Я, задетый за живое, бывало, защищался, как мог, от обвинений в абстрактности (его обычные обвиненья) и иногда склонял его к своим доводам; постепенно таяли морщины на лбу; и, поставив жестянку с колена на стол, он бросался лысенькою головкою в кресло, роняя руки на ручки и ногу на ногу кладя; взлетали черные, густые брови его; на лице играли теперь доверие и пленительная улыбка, а синий дымок пачками вылетал в потолок из разомкнутых пухлых губ:
— «Великолепно, — не правда ли?»
И вот он уже в овладении деталей им развиваемой мысли; завладев ею, принимается ею вертеть и туда и сюда:
— «Если бы эту мысль применить к моей работе, то вот что вышло бы».
И закипит: и вводит в только что им сделанное наблюдение.
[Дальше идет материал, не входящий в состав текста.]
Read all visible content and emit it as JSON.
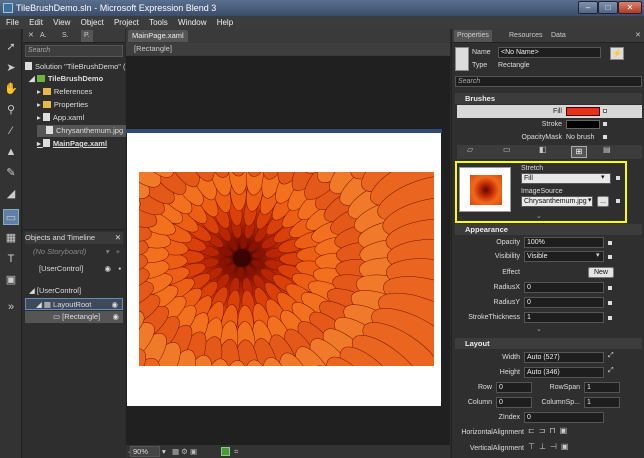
{
  "window": {
    "title": "TileBrushDemo.sln - Microsoft Expression Blend 3",
    "minimize": "–",
    "maximize": "□",
    "close": "✕"
  },
  "menu": [
    "File",
    "Edit",
    "View",
    "Object",
    "Project",
    "Tools",
    "Window",
    "Help"
  ],
  "project_panel": {
    "tabs": [
      "A.",
      "S.",
      "P."
    ],
    "search_placeholder": "Search",
    "solution": "Solution \"TileBrushDemo\" (1",
    "project": "TileBrushDemo",
    "items": [
      "References",
      "Properties",
      "App.xaml",
      "Chrysanthemum.jpg",
      "MainPage.xaml"
    ]
  },
  "objects_panel": {
    "title": "Objects and Timeline",
    "storyboard": "(No Storyboard)",
    "usercontrol_top": "[UserControl]",
    "usercontrol": "[UserControl]",
    "layoutroot": "LayoutRoot",
    "rectangle": "[Rectangle]"
  },
  "document": {
    "tab": "MainPage.xaml",
    "breadcrumb": "[Rectangle]",
    "zoom": "90%"
  },
  "properties": {
    "tabs": [
      "Properties",
      "Resources",
      "Data"
    ],
    "name_label": "Name",
    "name_value": "<No Name>",
    "type_label": "Type",
    "type_value": "Rectangle",
    "search_placeholder": "Search",
    "brushes": {
      "title": "Brushes",
      "fill": "Fill",
      "stroke": "Stroke",
      "opacitymask": "OpacityMask",
      "opacitymask_value": "No brush",
      "stretch_label": "Stretch",
      "stretch_value": "Fill",
      "imagesource_label": "ImageSource",
      "imagesource_value": "Chrysanthemum.jpg",
      "browse": "..."
    },
    "appearance": {
      "title": "Appearance",
      "opacity_label": "Opacity",
      "opacity_value": "100%",
      "visibility_label": "Visibility",
      "visibility_value": "Visible",
      "effect_label": "Effect",
      "effect_button": "New",
      "radiusx_label": "RadiusX",
      "radiusx_value": "0",
      "radiusy_label": "RadiusY",
      "radiusy_value": "0",
      "strokethickness_label": "StrokeThickness",
      "strokethickness_value": "1"
    },
    "layout": {
      "title": "Layout",
      "width_label": "Width",
      "width_value": "Auto (527)",
      "height_label": "Height",
      "height_value": "Auto (346)",
      "row_label": "Row",
      "row_value": "0",
      "rowspan_label": "RowSpan",
      "rowspan_value": "1",
      "column_label": "Column",
      "column_value": "0",
      "columnspan_label": "ColumnSp...",
      "columnspan_value": "1",
      "zindex_label": "ZIndex",
      "zindex_value": "0",
      "halign_label": "HorizontalAlignment",
      "valign_label": "VerticalAlignment"
    }
  },
  "colors": {
    "highlight": "#ffff00",
    "fill_swatch": "#e8301a",
    "accent": "#5d7fa8"
  }
}
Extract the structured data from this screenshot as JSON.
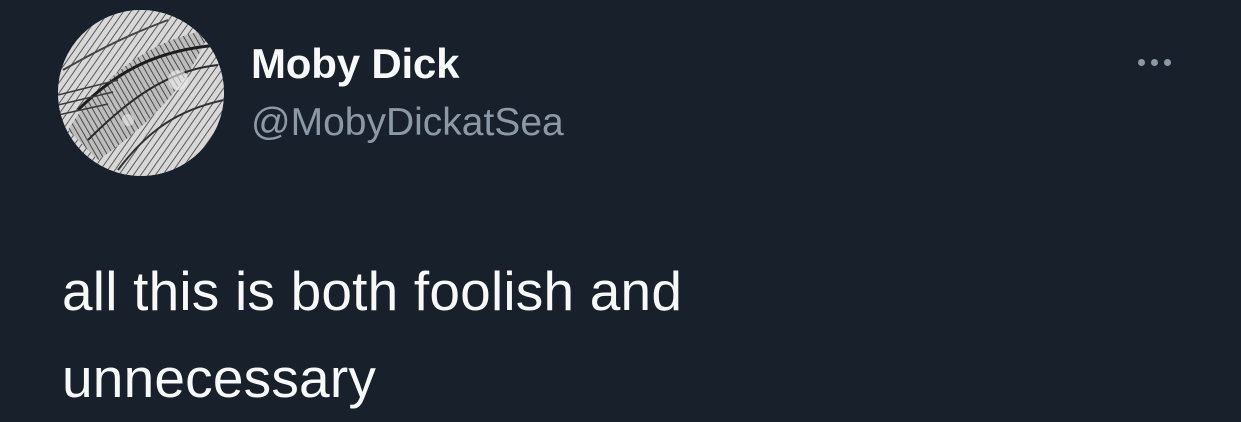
{
  "tweet": {
    "author": {
      "display_name": "Moby Dick",
      "handle": "@MobyDickatSea",
      "avatar_icon": "whale-engraving-avatar"
    },
    "more_icon": "more-options-icon",
    "text_lines": [
      "all this is both foolish and",
      "unnecessary"
    ]
  },
  "colors": {
    "background": "#18202b",
    "primary_text": "#f7f9f9",
    "secondary_text": "#8b98a5"
  }
}
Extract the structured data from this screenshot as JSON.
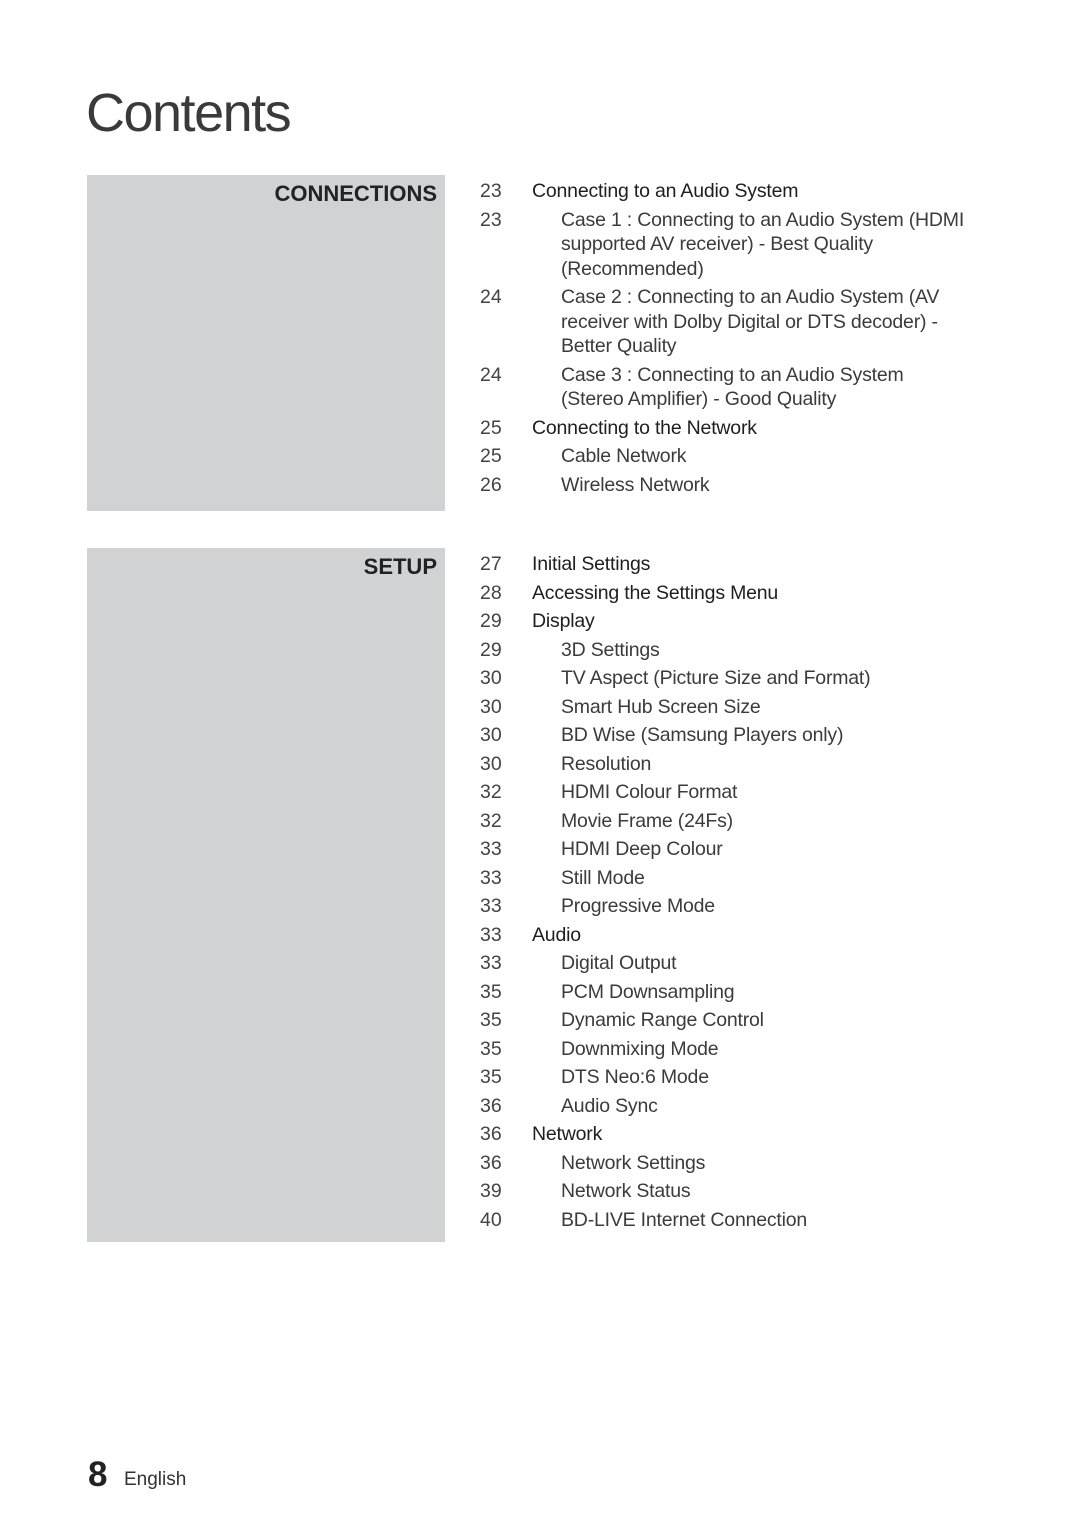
{
  "page": {
    "title": "Contents",
    "footer": {
      "page_number": "8",
      "language": "English"
    },
    "panel_color": "#d1d2d4"
  },
  "sections": [
    {
      "label": "CONNECTIONS",
      "entries": [
        {
          "page": "23",
          "level": 1,
          "text": "Connecting to an Audio System"
        },
        {
          "page": "23",
          "level": 2,
          "text": "Case 1 : Connecting to an Audio System (HDMI supported AV receiver) - Best Quality (Recommended)"
        },
        {
          "page": "24",
          "level": 2,
          "text": "Case 2 : Connecting to an Audio System (AV receiver with Dolby Digital or DTS decoder) - Better Quality"
        },
        {
          "page": "24",
          "level": 2,
          "text": "Case 3 : Connecting to an Audio System (Stereo Amplifier) - Good Quality"
        },
        {
          "page": "25",
          "level": 1,
          "text": "Connecting to the Network"
        },
        {
          "page": "25",
          "level": 2,
          "text": "Cable Network"
        },
        {
          "page": "26",
          "level": 2,
          "text": "Wireless Network"
        }
      ]
    },
    {
      "label": "SETUP",
      "entries": [
        {
          "page": "27",
          "level": 1,
          "text": "Initial Settings"
        },
        {
          "page": "28",
          "level": 1,
          "text": "Accessing the Settings Menu"
        },
        {
          "page": "29",
          "level": 1,
          "text": "Display"
        },
        {
          "page": "29",
          "level": 2,
          "text": "3D Settings"
        },
        {
          "page": "30",
          "level": 2,
          "text": "TV Aspect (Picture Size and Format)"
        },
        {
          "page": "30",
          "level": 2,
          "text": "Smart Hub Screen Size"
        },
        {
          "page": "30",
          "level": 2,
          "text": "BD Wise (Samsung Players only)"
        },
        {
          "page": "30",
          "level": 2,
          "text": "Resolution"
        },
        {
          "page": "32",
          "level": 2,
          "text": "HDMI Colour Format"
        },
        {
          "page": "32",
          "level": 2,
          "text": "Movie Frame (24Fs)"
        },
        {
          "page": "33",
          "level": 2,
          "text": "HDMI Deep Colour"
        },
        {
          "page": "33",
          "level": 2,
          "text": "Still Mode"
        },
        {
          "page": "33",
          "level": 2,
          "text": "Progressive Mode"
        },
        {
          "page": "33",
          "level": 1,
          "text": "Audio"
        },
        {
          "page": "33",
          "level": 2,
          "text": "Digital Output"
        },
        {
          "page": "35",
          "level": 2,
          "text": "PCM Downsampling"
        },
        {
          "page": "35",
          "level": 2,
          "text": "Dynamic Range Control"
        },
        {
          "page": "35",
          "level": 2,
          "text": "Downmixing Mode"
        },
        {
          "page": "35",
          "level": 2,
          "text": "DTS Neo:6 Mode"
        },
        {
          "page": "36",
          "level": 2,
          "text": "Audio Sync"
        },
        {
          "page": "36",
          "level": 1,
          "text": "Network"
        },
        {
          "page": "36",
          "level": 2,
          "text": "Network Settings"
        },
        {
          "page": "39",
          "level": 2,
          "text": "Network Status"
        },
        {
          "page": "40",
          "level": 2,
          "text": "BD-LIVE Internet Connection"
        }
      ]
    }
  ]
}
На лето мы разъезжались; осенью первая встреча с М. О. становилась моим обстоятельнейшим докладом ему о всем том, что я наработал, надумал; такого внимания я ни в ком не встречал после смерти М. С. Соловьева; каждый занят собой: Бердяев, Булгаков, Бальмонт, Мережковские и Блок; М. О., живя собственным творчеством, был готов в любую минуту убрать свои думы, чтобы внырнуть в твои думы.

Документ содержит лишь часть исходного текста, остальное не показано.